A Yorkshire Gas and Power spokesperson said: ‘We are sorry to hear of the dissatisfaction this customer feels. YGP has rigorous standards in our contracting process through third parties and internal sales processes.
‘YGP prides itself on a high standard of customer service.
We have listened to a call recording lasting 7 minutes and 21 seconds between the customer and the third party broker and we have not been able to find any issue with the way in which the sale was conducted by broker.
‘The call recording does not indicate any form of pressurised selling from the broker and verifies that the broker did make it clear at numerous times within the call that they are a third party energy broker who are not employed by Yorkshire Gas and Power.’
It added it believes the recording makes it clear to the customer they are entering in to an energy supply contract and made clear the contract standing charges and unit rates.

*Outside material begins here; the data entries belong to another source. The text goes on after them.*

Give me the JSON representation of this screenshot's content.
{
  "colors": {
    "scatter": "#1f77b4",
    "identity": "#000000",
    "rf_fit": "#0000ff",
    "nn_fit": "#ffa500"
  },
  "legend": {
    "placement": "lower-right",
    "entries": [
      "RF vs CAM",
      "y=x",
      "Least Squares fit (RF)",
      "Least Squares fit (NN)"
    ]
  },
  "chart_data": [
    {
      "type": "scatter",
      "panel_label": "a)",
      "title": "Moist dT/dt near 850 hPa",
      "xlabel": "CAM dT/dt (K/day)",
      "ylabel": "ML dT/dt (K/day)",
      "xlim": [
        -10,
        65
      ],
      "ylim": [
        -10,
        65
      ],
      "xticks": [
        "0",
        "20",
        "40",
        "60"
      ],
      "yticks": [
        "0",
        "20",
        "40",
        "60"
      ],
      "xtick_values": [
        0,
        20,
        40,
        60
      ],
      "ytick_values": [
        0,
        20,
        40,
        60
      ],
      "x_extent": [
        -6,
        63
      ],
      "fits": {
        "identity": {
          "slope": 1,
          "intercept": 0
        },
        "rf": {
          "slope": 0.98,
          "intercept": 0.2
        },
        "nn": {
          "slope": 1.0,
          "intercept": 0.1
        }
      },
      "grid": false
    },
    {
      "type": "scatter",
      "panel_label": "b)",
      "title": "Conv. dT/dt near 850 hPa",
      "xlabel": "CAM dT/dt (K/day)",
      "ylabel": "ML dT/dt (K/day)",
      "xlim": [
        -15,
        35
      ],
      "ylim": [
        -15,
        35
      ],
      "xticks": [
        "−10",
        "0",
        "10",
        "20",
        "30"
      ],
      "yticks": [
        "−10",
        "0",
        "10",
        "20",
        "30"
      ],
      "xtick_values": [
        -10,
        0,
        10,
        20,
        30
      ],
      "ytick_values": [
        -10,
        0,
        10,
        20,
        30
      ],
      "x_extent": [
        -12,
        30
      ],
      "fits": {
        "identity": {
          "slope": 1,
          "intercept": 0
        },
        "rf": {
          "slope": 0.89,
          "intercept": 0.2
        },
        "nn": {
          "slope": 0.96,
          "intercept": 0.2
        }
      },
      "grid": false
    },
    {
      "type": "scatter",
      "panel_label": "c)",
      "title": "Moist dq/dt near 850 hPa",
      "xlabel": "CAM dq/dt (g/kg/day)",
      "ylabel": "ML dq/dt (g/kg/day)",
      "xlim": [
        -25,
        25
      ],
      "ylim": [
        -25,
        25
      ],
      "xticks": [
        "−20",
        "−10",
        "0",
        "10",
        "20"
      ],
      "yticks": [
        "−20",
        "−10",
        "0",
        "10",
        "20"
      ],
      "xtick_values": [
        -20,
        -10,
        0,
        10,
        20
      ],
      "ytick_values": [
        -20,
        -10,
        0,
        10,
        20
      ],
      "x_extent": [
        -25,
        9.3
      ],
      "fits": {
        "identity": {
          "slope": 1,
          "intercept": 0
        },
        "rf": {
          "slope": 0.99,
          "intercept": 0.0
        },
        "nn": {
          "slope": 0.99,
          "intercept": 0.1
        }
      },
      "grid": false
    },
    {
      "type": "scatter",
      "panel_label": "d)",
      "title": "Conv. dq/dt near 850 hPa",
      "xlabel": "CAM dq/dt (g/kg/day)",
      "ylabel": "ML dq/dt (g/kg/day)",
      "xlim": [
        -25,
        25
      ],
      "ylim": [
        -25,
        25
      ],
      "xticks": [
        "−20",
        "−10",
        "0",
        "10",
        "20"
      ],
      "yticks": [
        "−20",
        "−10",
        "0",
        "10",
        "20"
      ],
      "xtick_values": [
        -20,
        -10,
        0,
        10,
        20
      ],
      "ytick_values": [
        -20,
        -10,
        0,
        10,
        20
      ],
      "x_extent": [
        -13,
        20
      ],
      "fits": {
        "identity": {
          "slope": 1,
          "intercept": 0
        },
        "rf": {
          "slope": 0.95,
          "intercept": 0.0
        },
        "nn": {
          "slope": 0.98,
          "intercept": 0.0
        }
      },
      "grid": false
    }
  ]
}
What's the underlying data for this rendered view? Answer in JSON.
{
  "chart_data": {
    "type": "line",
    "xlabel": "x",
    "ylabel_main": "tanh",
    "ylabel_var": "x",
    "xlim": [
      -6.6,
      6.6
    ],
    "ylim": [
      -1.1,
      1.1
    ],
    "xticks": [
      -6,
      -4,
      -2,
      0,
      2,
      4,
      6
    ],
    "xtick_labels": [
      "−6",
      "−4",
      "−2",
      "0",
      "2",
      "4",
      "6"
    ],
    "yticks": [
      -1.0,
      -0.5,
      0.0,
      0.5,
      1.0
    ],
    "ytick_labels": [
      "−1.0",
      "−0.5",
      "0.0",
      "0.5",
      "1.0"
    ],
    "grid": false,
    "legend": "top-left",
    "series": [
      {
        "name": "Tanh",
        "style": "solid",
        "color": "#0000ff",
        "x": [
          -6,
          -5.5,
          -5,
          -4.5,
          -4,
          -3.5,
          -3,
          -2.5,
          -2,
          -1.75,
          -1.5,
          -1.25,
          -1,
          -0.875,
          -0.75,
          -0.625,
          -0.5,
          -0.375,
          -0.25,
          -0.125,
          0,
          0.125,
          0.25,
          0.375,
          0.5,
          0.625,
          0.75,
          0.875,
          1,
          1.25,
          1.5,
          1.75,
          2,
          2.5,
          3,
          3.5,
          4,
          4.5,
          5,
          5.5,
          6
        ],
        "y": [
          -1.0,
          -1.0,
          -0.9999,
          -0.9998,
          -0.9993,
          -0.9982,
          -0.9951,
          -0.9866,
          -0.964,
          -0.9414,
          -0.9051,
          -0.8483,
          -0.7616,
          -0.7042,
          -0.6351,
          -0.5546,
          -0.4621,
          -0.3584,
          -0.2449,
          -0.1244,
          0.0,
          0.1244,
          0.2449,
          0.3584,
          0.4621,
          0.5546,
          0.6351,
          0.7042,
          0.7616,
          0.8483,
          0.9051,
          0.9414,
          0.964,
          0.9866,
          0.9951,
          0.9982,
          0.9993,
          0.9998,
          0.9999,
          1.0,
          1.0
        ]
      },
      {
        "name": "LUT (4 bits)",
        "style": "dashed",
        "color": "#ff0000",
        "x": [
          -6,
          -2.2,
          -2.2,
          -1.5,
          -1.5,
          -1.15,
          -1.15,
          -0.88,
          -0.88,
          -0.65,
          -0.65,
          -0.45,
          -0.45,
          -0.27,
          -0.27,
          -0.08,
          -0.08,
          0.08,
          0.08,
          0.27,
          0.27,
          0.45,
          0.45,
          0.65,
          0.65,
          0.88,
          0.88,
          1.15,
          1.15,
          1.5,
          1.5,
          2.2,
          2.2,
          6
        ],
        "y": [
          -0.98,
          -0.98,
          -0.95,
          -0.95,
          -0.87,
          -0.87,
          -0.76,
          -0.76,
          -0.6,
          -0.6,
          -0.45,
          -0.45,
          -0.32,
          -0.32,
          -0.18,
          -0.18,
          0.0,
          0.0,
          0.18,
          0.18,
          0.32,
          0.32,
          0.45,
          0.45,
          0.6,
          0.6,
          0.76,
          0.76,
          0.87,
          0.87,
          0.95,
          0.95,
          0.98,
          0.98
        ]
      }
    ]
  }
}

The spokesperson continued: ‘Select Energy is a wholly separate and independent company from Yorkshire Gas and Power. It is an independent energy brokerage that can access and sell commercial energy supply contracts. We are one of many other commercial energy suppliers to whom they have access to the supply market.’
Regarding the gas supply, it says it has checked the status of the gas meter and believes there is a live gas supply.
Although Polly and Jonathan now have emails from Yorkshire’s customer service confirming they can move supplier, this has also been rescinded.
This is Money has contacted Select Energy Direct for comment but it said it would be unable to comment as it has not yet received a complaint from Polly and Jonathan.
The firm said it operates to high standards which are set out by the energy companies it deals with.
It added it will investigate any complaint it receives accordingly. On Trustpilot, despite a number of positive reviews, there are also a large amount of people complaining of a similar experience to Polly’s.
What to do if you think you have been misled?
Third party intermediaries, such as Select Energy Direct, are not subject to direct sectoral regulation in the same way as energy suppliers by Ofgem.
The watchdog has said it is mindful of the potential benefits and risks of the intermediaries and is currently progressing a number of projects that consider improvements in the services that will enhance consumer experience.
However, there are steps customers can take if they believe they have been misled by a salesperson into joining an energy deal, according to Citizens Advice.
It said customers should immediately contact either their old supplier or the new one.
Let them know that you didn’t agree to the switch, and ask them to cancel it if it’s still in progress. If the switch has already happened, ask them to reverse it.
Make a note of the date and time you call, and who you spoke to.
Once you’ve contacted the supplier, they should write to you within 5 working days to explain what they plan to do and within 20 working days to confirm they’re reversing the switch or explain why it was correct.
If they believe it was correct, then you can take the case to the Energy Ombudsman which will review it and make a decision.